Multifunctional devices for optogenetic stimulation and neural recording may offer benefits to the basic study of the nervous system. Since optogenetic experiments rely on viral delivery of opsin genes and require visible light, an invasive two-step surgery is inevitable. As the majority of optogenetic studies still rely on commercially available silica fibers outfitted with metallic or semiconducting electrodes, the modulus mismatch between these devices and the brain tissue lead to profound foreign-body response posing a barrier to long-term opto-electrophysiology. Consequently, there remains a need for flexible and multifunctional neural probes that seamlessly combine viral delivery with optogenetic stimulation and electrophysiological recording in freely moving rodents.
Here we introduce an all-polymer probe that integrates an optical waveguide, 6 electrodes, and 2 microfluidic channels. This device produced via a thermal drawing process has a cross sectional diameter of 200 μm (smaller than typical silica fibers used for optical control of rodent behavior), and connectorized with optical, electrical and microfluidic interfaces weighs <0.5g. The choice of materials enabled low-loss optical transmission, and the development of a custom conductive polyethylene (CPE) composite with graphite (5% by weight) yielded electrodes with linear dimensions of 20-30 µm and impedance comparable to that of metallic microwires (100s kΩ) enabling electrophysiological recordings of isolated action potentials with high signal to noise ratio (SNR) during recording process. The probes maintained the optical, electrical, and microfluidic properties even under mechanical deformation.
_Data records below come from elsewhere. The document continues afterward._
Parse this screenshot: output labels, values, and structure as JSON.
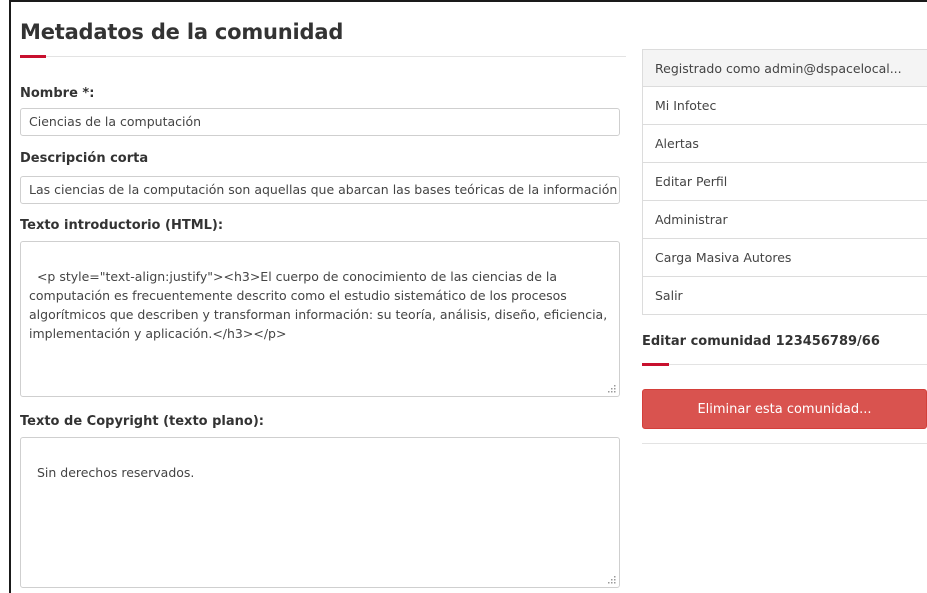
{
  "form": {
    "title": "Metadatos de la comunidad",
    "name": {
      "label": "Nombre *:",
      "value": "Ciencias de la computación"
    },
    "short_description": {
      "label": "Descripción corta",
      "value": "Las ciencias de la computación son aquellas que abarcan las bases teóricas de la información"
    },
    "intro_text": {
      "label": "Texto introductorio (HTML):",
      "value": "<p style=\"text-align:justify\"><h3>El cuerpo de conocimiento de las ciencias de la computación es frecuentemente descrito como el estudio sistemático de los procesos algorítmicos que describen y transforman información: su teoría, análisis, diseño, eficiencia, implementación y aplicación.</h3></p>"
    },
    "copyright": {
      "label": "Texto de Copyright (texto plano):",
      "value": "Sin derechos reservados."
    }
  },
  "sidebar": {
    "items": [
      {
        "label": "Registrado como admin@dspacelocal..."
      },
      {
        "label": "Mi Infotec"
      },
      {
        "label": "Alertas"
      },
      {
        "label": "Editar Perfil"
      },
      {
        "label": "Administrar"
      },
      {
        "label": "Carga Masiva Autores"
      },
      {
        "label": "Salir"
      }
    ],
    "edit_section": {
      "title": "Editar comunidad 123456789/66",
      "delete_button": "Eliminar esta comunidad..."
    }
  },
  "colors": {
    "accent": "#c8102e",
    "danger": "#d9534f",
    "border": "#cfcfcf"
  },
  "icons": {
    "textarea_resize": "resize-grip-icon"
  }
}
The utility of our devices was confirmed by recording the optically-induced neural activity 2 weeks following the delivery of the adeno-associated virus carrying a gene for channelrhodopsin 2 into medial prefrontal cortex (mPFC) of wild type mice. Optical stimulation in the premotor area resulted in increase of locomotor activity consistent with ChR2-facilitated excitation. Multiple implantations were also performed to allow optogenetic studies of projections from the basolateral amygdala to the mPFC or the ventral hippocampus (vHPC). These circuits exhibited distinctly different latencies of optically evoked signals, and furthermore the activity was correlated to the behavioral response. Consistent with prior studies, stimulation of the BLA inputs into the vHPC resulted in a decreased time spent in the center during a standard open field test.
Finally, the flexibility of our probes was manifested in their enhanced biocompatibility as corroborated by reduced glial response and blood-brain barrier breach following up to 90 days of implantation. As our device allowed for minimally-invasive optogenetics in freely moving mice with a one-step surgery, we anticipate its future applications in systems neuroscience studies.